Link to Pubmed [PMID] – 16585767
J. Bacteriol. 2006 Apr;188(8):3073-87
Bacterial growth on a surface often involves the production of a polysaccharide-rich extracellular matrix that provides structural support for the formation of biofilm communities. In Salmonella, cellulose is one of the major constituents of the biofilm matrix. Its production is regulated by CsgD and the diguanylate cyclase AdrA that activates cellulose synthesis at a posttranscriptional level. Here, we studied a collection of Escherichia coli isolates, and we found that the ability to produce cellulose is a common trait shared by more than 50% of the tested strains. We investigated the genetic determinants of cellulose production and its role in biofilm formation in the commensal strain E. coli 1094. By contrast with the Salmonella cellulose regulatory cascade, neither CsgD nor AdrA is required in E. coli 1094 to regulate cellulose production.
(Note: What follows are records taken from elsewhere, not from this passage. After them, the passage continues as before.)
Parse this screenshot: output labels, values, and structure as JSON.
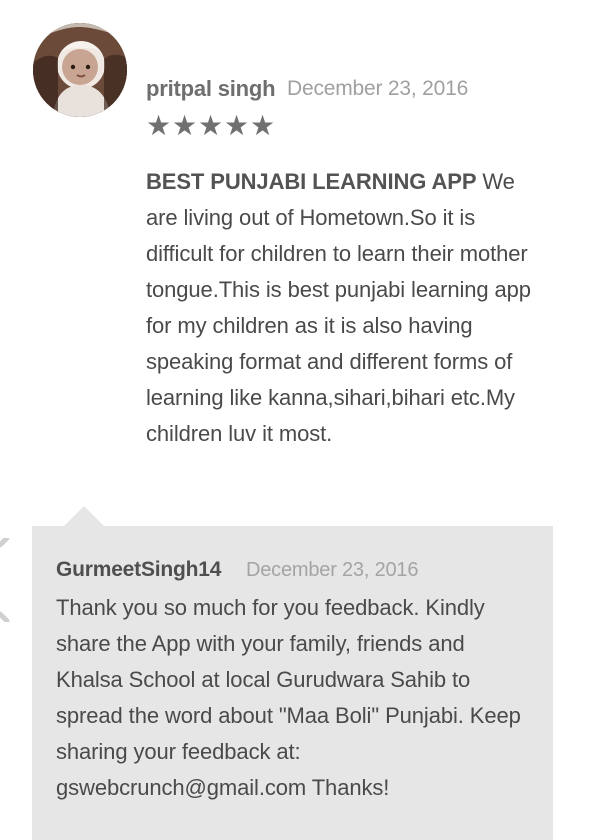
{
  "review": {
    "author": "pritpal singh",
    "date": "December 23, 2016",
    "rating": 5,
    "stars": [
      "★",
      "★",
      "★",
      "★",
      "★"
    ],
    "title": "BEST PUNJABI LEARNING APP",
    "text": " We are living out of Hometown.So it is difficult for children to learn their mother tongue.This is best punjabi learning app for my children as it is also having speaking format and different forms of learning like kanna,sihari,bihari etc.My children luv it most."
  },
  "reply": {
    "author": "GurmeetSingh14",
    "date": "December 23, 2016",
    "text": "Thank you so much for you feedback. Kindly share the App with your family, friends and Khalsa School at local Gurudwara Sahib to spread the word about \"Maa Boli\" Punjabi. Keep sharing your feedback at: gswebcrunch@gmail.com Thanks!"
  },
  "colors": {
    "reply_background": "#e6e6e6",
    "star": "#707070",
    "author": "#6e6e6e",
    "date": "#a0a0a0",
    "body": "#4a4a4a"
  },
  "icons": {
    "avatar": "child-profile-photo",
    "rating": "star-icon",
    "edge": "partial-close-icon"
  }
}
In this strain, an alternative cellulose regulatory pathway is used, which involves the GGDEF domain protein, YedQ. Although AdrA(1094) is functional, it is weakly expressed in E. coli 1094 compared to YedQ, which constitutively activates cellulose production under all tested environmental conditions. The study of cellulose regulation in several other E. coli isolates showed that, besides the CsgD/AdrA regulatory pathway, both CsgD-independent/YedQ-dependent and CsgD-independent/YedQ-independent pathways are found, indicating that alternative cellulose pathways are common in E. coli and possibly in other cellulose-producing Enterobacteriaceae.